Antarktis: Die Eiswüste mit den niedrigsten Eiskeim-Konzentrationen der Welt**

Antarktis: Die Eiswüste mit den niedrigsten Eiskeim-Konzentrationen der Welt**

Eine aktuelle Studie hat ergeben, dass die Antarktis, die größte Eiswüste der Erde, die geringste Konzentration von Eiskeimen in der Atmosphäre aufweist. Dies wurde von einem internationalen Forschungsteam unter der Leitung des Leibniz-Instituts für Troposphärenforschung (TROPOS) festgestellt. Die Forschungsergebnisse basieren auf neuartigen Filtermessungen von Wolkenpartikeln, die an drei verschiedenen Standorten in der Antarktis durchgeführt wurden. Diese Messungen sind die ersten ihrer Art auf diesem Kontinent und liefern wichtige Informationen, um eine bestehende Wissenslücke zu schließen.

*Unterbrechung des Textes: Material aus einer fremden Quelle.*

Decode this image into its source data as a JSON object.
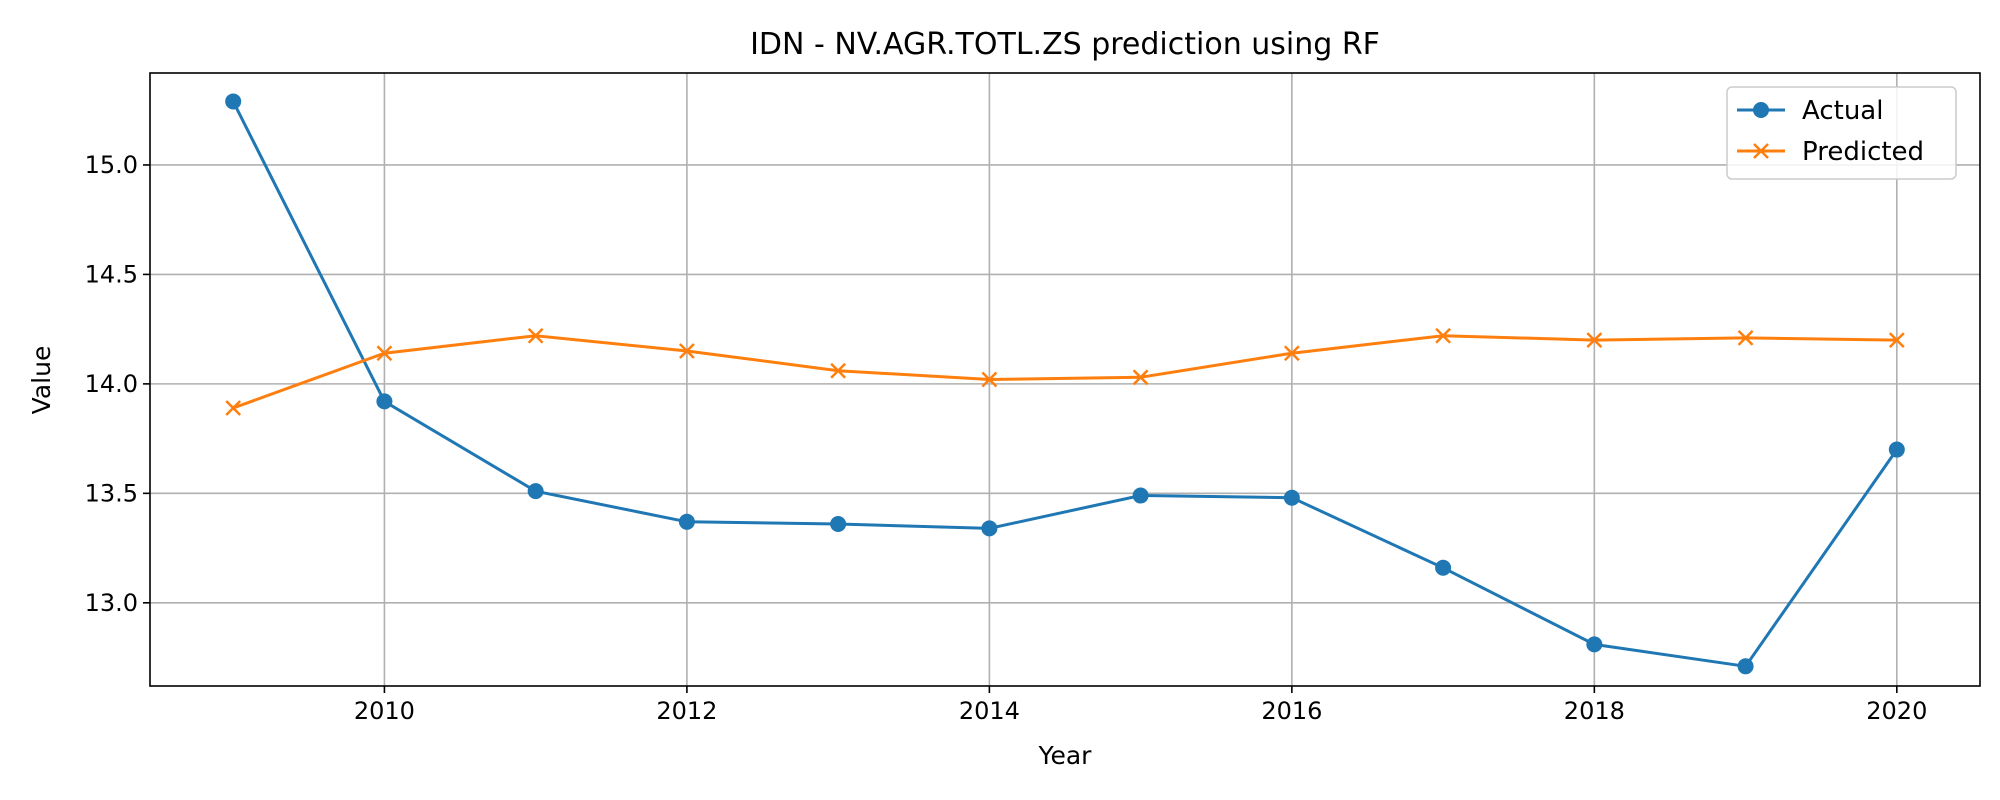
{
  "chart_data": {
    "type": "line",
    "title": "IDN - NV.AGR.TOTL.ZS prediction using RF",
    "xlabel": "Year",
    "ylabel": "Value",
    "x": [
      2009,
      2010,
      2011,
      2012,
      2013,
      2014,
      2015,
      2016,
      2017,
      2018,
      2019,
      2020
    ],
    "series": [
      {
        "name": "Actual",
        "marker": "circle",
        "color": "#1f77b4",
        "values": [
          15.29,
          13.92,
          13.51,
          13.37,
          13.36,
          13.34,
          13.49,
          13.48,
          13.16,
          12.81,
          12.71,
          13.7
        ]
      },
      {
        "name": "Predicted",
        "marker": "x",
        "color": "#ff7f0e",
        "values": [
          13.89,
          14.14,
          14.22,
          14.15,
          14.06,
          14.02,
          14.03,
          14.14,
          14.22,
          14.2,
          14.21,
          14.2
        ]
      }
    ],
    "xlim": [
      2008.45,
      2020.55
    ],
    "ylim": [
      12.62,
      15.42
    ],
    "xticks": [
      "2010",
      "2012",
      "2014",
      "2016",
      "2018",
      "2020"
    ],
    "yticks": [
      "13.0",
      "13.5",
      "14.0",
      "14.5",
      "15.0"
    ],
    "grid": true,
    "legend": "top-right"
  }
}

Die Studie, die im Fachjournal „Geophysical Research Letters“ veröffentlicht wurde, zeigt, dass die Wolken über der Antarktis mehr unterkühltes Wasser enthalten und weniger Eiskristalle bilden als vergleichbare Wolken in der Nordhalbkugel. Dies könnte erklären, warum sich die Südhalbkugel nicht so stark erwärmt wie die Nordhalbkugel. Die Forscher argumentieren, dass die geringere Anzahl an Eiskeimen in der Antarktis, die als Katalysatoren für die Eisbildung fungieren, dazu führt, dass die Wolkentropfen in dieser Region flüssig bleiben.

Seit langem ist bekannt, dass die Wolken rund um die Antarktis mehr Wasser und weniger Eis enthalten. Allerdings fehlten bislang detaillierte Daten, um die klimatischen Modelle, die meist auf den Bedingungen der Nordhalbkugel basieren, anzupassen. Die neu gewonnenen Erkenntnisse über die Eiskeime liefern nun eine wichtige Basis für zukünftige Klimamodelle. Um weitere Daten zu sammeln, werden Flüge des deutschen Forschungsflugzeugs HALO sowie Expeditionen der Antarktis im Rahmen des internationalen Projekts „Antarctica InSync“ zwischen 2026 und 2030 durchgeführt.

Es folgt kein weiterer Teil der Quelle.